- Interactive map of Abohar Wildlife Sanctuary
- Location: Fazilka district, Punjab, India
- Nearest city: Abohar
- Area: 186.5 km^{2} (72.0 sq mi)
- Established: 1975
- Governing body: Department of Forest and Wildlife (Punjab)
- Website: fazilka.nic.in/tourist-place/black-buck-sanctuary-abohar/

= Abohar Wildlife Sanctuary =

Wildlife sanctuary in Punjab, India

Abohar Wildlife Sanctuary earned the status of a sanctuary in 1975 and again in 2000 under the Wildlife Protection Act 1972. It is located in the Fazilka district of Punjab and is a private nature reserve.
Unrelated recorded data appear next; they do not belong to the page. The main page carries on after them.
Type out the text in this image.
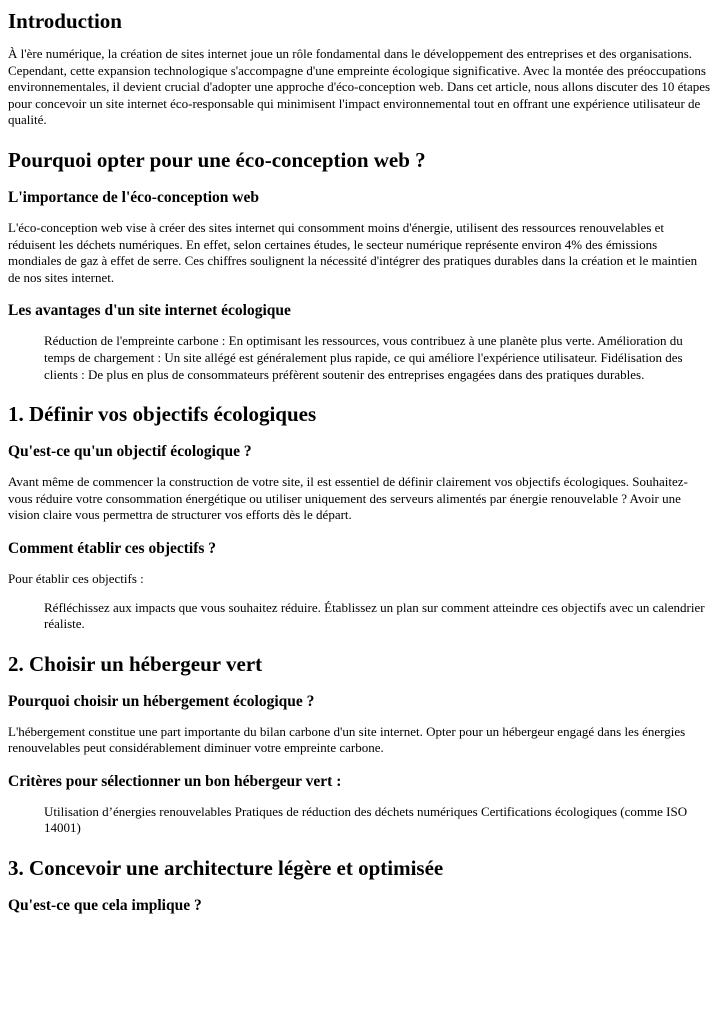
Introduction

À l'ère numérique, la création de sites internet joue un rôle fondamental dans le développement des entreprises et des organisations. Cependant, cette expansion technologique s'accompagne d'une empreinte écologique significative. Avec la montée des préoccupations environnementales, il devient crucial d'adopter une approche d'éco-conception web. Dans cet article, nous allons discuter des 10 étapes pour concevoir un site internet éco-responsable qui minimisent l'impact environnemental tout en offrant une expérience utilisateur de qualité.

Pourquoi opter pour une éco-conception web ?
L'importance de l'éco-conception web

L'éco-conception web vise à créer des sites internet qui consomment moins d'énergie, utilisent des ressources renouvelables et réduisent les déchets numériques. En effet, selon certaines études, le secteur numérique représente environ 4% des émissions mondiales de gaz à effet de serre. Ces chiffres soulignent la nécessité d'intégrer des pratiques durables dans la création et le maintien de nos sites internet.

Les avantages d'un site internet écologique
Réduction de l'empreinte carbone : En optimisant les ressources, vous contribuez à une planète plus verte. Amélioration du temps de chargement : Un site allégé est généralement plus rapide, ce qui améliore l'expérience utilisateur. Fidélisation des clients : De plus en plus de consommateurs préfèrent soutenir des entreprises engagées dans des pratiques durables.
1. Définir vos objectifs écologiques
Qu'est-ce qu'un objectif écologique ?

Avant même de commencer la construction de votre site, il est essentiel de définir clairement vos objectifs écologiques. Souhaitez-vous réduire votre consommation énergétique ou utiliser uniquement des serveurs alimentés par énergie renouvelable ? Avoir une vision claire vous permettra de structurer vos efforts dès le départ.

Comment établir ces objectifs ?

Pour établir ces objectifs :

Réfléchissez aux impacts que vous souhaitez réduire. Établissez un plan sur comment atteindre ces objectifs avec un calendrier réaliste.
2. Choisir un hébergeur vert
Pourquoi choisir un hébergement écologique ?

L'hébergement constitue une part importante du bilan carbone d'un site internet. Opter pour un hébergeur engagé dans les énergies renouvelables peut considérablement diminuer votre empreinte carbone.

Critères pour sélectionner un bon hébergeur vert :
Utilisation d’énergies renouvelables Pratiques de réduction des déchets numériques Certifications écologiques (comme ISO 14001)
3. Concevoir une architecture légère et optimisée
Qu'est-ce que cela implique ?
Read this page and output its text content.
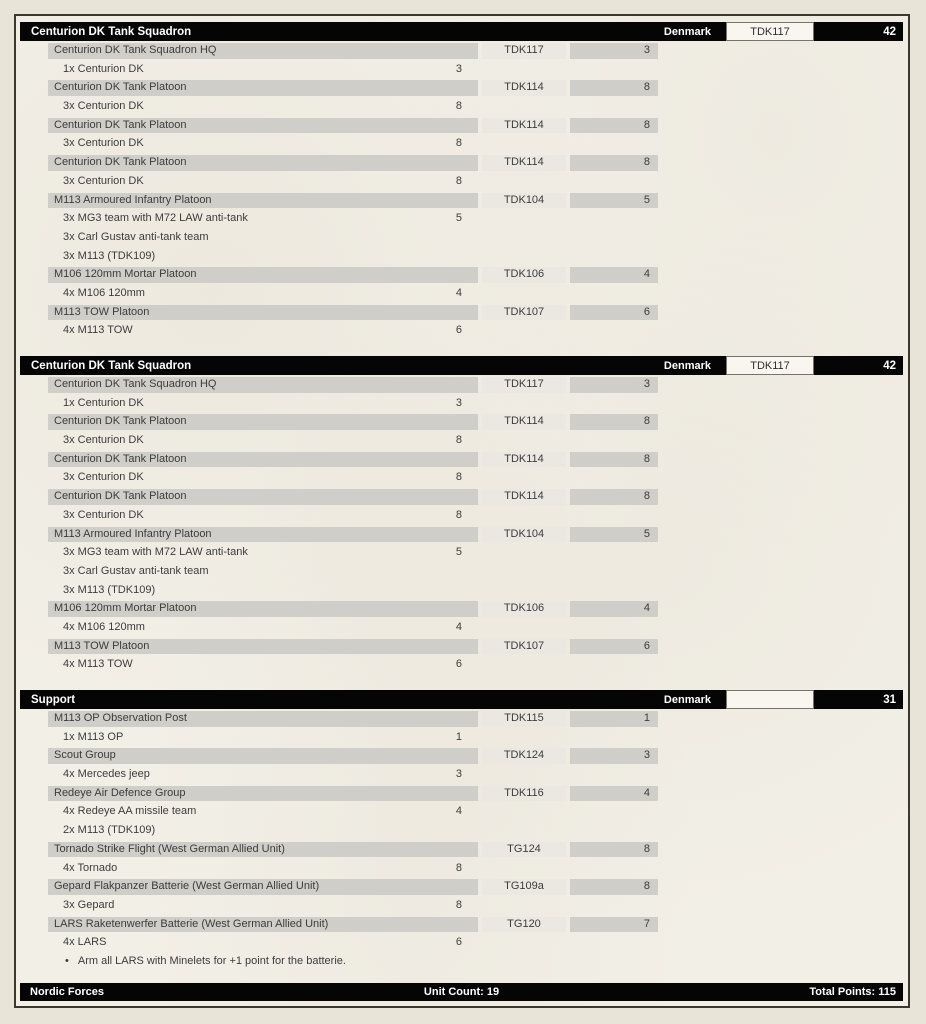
Centurion DK Tank Squadron	Denmark	TDK117	42
Centurion DK Tank Squadron HQ	TDK117	3
1x Centurion DK	3
Centurion DK Tank Platoon	TDK114	8
3x Centurion DK	8
Centurion DK Tank Platoon	TDK114	8
3x Centurion DK	8
Centurion DK Tank Platoon	TDK114	8
3x Centurion DK	8
M113 Armoured Infantry Platoon	TDK104	5
3x MG3 team with M72 LAW anti-tank	5
3x Carl Gustav anti-tank team
3x M113 (TDK109)
M106 120mm Mortar Platoon	TDK106	4
4x M106 120mm	4
M113 TOW Platoon	TDK107	6
4x M113 TOW	6
Centurion DK Tank Squadron	Denmark	TDK117	42
Centurion DK Tank Squadron HQ	TDK117	3
1x Centurion DK	3
Centurion DK Tank Platoon	TDK114	8
3x Centurion DK	8
Centurion DK Tank Platoon	TDK114	8
3x Centurion DK	8
Centurion DK Tank Platoon	TDK114	8
3x Centurion DK	8
M113 Armoured Infantry Platoon	TDK104	5
3x MG3 team with M72 LAW anti-tank	5
3x Carl Gustav anti-tank team
3x M113 (TDK109)
M106 120mm Mortar Platoon	TDK106	4
4x M106 120mm	4
M113 TOW Platoon	TDK107	6
4x M113 TOW	6
Support	Denmark	31
M113 OP Observation Post	TDK115	1
1x M113 OP	1
Scout Group	TDK124	3
4x Mercedes jeep	3
Redeye Air Defence Group	TDK116	4
4x Redeye AA missile team	4
2x M113 (TDK109)
Tornado Strike Flight (West German Allied Unit)	TG124	8
4x Tornado	8
Gepard Flakpanzer Batterie (West German Allied Unit)	TG109a	8
3x Gepard	8
LARS Raketenwerfer Batterie (West German Allied Unit)	TG120	7
4x LARS	6
• Arm all LARS with Minelets for +1 point for the batterie.
Nordic Forces	Unit Count: 19	Total Points: 115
It is known for being a preservation hotspot for blackbuck, which is regarded as a sacred animal by the people of Bishnoi community who are native to the place.

== Conservation ==
The blackbuck deer are at risk of extirpation from the sanctuary due to predation by feral dogs, habitat destruction, and the installation of "cobra wiring" (bladed-edged iron wire mesh) by local farmers. It has been proposed to resettle some of the deer to another site named Sohian Bir. The population of blackbucks in the sanctuary decreased from 3,500 in 2011 to 3,273 in 2017.

== Location ==
The Abohar Wildlife Sanctuary is located in the Fazilka district of Punjab, India. It consists of 13 revenue villages which are inhabited by the people of Bishnoi community. It covers over 18,650 hectares of land. It also consists of 13 farmlands of the Bishnoi people who work towards protecting the blackbuck.

== Major attractions ==
Abohar Wildlife Sanctuary is a major tourist spot. It is home to different varieties of flora and fauna. It is most famous for blackbuck deer and Blue bull. Other species of animals and plants like hare, jackal, wild boar, albizia lebbeck, acacia nilotica, azadirachta indica, a. Tortilis, etc., are found here.